Le leggi non mancano e sono anzi sovrabbondanti, ma non vengono praticamente mai
applicate e l'impunità è profondamente radicata nella società: i malfattori trovano asilo nei
conventi, sono protetti dai loro padroni e dai privilegi nobiliari, cosicché le gride
minacciano pene che non trovano esecuzione e i delitti si moltiplicano. Gli uomini chiamati
a far rispettare le leggi sono impotenti, pavidi o spesso conniventi con i criminali che
dovrebbero contrastare, per cui accade non di rado che siano gli uomini onesti e tranquilli
ad essere perseguitati dalla giustizia. Alcuni si riuniscono in leghe, associazioni e
corporazioni, per scopi leciti o illeciti, ma queste non hanno sempre un grande potere e,
specie nelle campagne, un signorotto circondato da una masnada di bravi senza scrupoli
può esercitare un dominio quasi tirannico sul paese.

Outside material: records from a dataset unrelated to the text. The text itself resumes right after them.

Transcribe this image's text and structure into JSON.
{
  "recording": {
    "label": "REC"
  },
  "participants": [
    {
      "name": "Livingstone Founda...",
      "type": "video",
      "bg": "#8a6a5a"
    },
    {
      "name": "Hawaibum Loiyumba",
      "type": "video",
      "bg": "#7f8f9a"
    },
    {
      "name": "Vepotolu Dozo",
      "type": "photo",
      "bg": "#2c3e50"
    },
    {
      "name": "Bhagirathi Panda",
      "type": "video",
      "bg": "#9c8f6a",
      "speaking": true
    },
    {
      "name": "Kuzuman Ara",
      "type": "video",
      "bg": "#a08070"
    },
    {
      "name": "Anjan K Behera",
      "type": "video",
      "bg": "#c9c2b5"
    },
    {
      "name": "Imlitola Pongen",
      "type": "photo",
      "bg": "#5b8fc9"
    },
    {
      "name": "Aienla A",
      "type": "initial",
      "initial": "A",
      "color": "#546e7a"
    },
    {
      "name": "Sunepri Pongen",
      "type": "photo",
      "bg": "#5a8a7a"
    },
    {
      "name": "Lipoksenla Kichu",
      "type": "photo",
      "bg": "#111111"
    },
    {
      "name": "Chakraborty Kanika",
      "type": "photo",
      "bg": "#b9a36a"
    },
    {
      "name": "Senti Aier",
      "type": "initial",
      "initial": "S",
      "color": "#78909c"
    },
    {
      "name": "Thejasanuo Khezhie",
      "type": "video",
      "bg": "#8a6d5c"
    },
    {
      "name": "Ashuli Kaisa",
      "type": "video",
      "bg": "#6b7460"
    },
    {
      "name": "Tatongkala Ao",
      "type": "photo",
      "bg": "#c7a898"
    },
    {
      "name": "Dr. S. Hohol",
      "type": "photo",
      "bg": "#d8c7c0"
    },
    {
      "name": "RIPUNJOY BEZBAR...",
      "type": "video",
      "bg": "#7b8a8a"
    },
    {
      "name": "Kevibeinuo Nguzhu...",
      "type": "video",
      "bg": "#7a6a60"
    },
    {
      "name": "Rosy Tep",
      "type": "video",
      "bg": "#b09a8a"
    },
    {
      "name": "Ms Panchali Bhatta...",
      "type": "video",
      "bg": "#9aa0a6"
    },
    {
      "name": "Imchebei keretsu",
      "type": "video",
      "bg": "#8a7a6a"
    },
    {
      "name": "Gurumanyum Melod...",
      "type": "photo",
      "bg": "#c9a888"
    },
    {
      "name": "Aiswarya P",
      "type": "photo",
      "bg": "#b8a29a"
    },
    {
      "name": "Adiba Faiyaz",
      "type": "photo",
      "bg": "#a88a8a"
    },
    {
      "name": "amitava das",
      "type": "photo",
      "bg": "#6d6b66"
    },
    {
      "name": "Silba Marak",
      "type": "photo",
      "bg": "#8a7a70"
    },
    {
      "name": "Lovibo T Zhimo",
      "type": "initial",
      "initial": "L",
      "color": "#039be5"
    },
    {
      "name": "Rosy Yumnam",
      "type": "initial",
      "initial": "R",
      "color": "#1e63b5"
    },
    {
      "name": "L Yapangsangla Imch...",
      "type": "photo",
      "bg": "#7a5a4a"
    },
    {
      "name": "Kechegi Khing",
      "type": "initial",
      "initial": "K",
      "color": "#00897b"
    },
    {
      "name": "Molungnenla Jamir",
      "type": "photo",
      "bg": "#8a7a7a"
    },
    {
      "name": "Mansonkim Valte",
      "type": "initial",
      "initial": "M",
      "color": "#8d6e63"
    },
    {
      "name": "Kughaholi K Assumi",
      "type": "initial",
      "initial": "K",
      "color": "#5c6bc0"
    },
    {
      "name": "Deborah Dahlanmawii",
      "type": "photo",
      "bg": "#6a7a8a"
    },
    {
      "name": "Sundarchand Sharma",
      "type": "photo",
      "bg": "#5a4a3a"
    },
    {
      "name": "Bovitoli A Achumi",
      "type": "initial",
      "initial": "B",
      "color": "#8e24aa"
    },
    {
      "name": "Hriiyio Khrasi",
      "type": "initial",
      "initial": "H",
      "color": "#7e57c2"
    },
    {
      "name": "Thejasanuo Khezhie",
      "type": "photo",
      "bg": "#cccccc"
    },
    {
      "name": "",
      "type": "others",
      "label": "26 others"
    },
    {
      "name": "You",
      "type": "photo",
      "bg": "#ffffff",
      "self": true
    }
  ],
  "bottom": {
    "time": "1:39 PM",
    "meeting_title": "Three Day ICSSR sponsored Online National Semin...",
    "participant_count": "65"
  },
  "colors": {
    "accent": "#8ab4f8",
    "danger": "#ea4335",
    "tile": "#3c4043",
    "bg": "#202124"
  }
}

Don Abbondio non è ricco, né nobile, né coraggioso, quindi ha accettato volentieri in


gioventù di diventare prete come volevano i suoi genitori, non per sincera vocazione ma per
entrare in una classe agiata e dotata di alcuni privilegi. Non prende mai parte alle contese
e, se costretto a prendere posizione, si schiera sempre col più forte; deve ingoiare molti
bocconi amari e a volte sfoga il suo malanimo contro gli individui più deboli da cui non ha
nulla da temere, criticando sempre aspramente quei religiosi che si battono contro le
ingiustizie e le vessazioni. L'incontro coi bravi lo ha sconvolto e ora, mentre torna a casa,
pensa come uscire d'impiccio: dovrà dare spiegazioni a Renzo, che sa essere una testa
calda, e tra sé inveisce contro lui e Lucia che, a suo dire, hanno il torto di volersi sposare e
di metterlo nei pasticci. È irritato anche contro don Rodrigo, che conosce solo di vista e che
ha spesso difeso e definito un nobile cavaliere, ma contro il quale ora in cuor suo emette
giudizi assai meno lusinghieri. Mentre è immerso nei suoi pensieri, il curato giunge alla sua
casa in fondo al paese ed entra richiudendo subito la porta.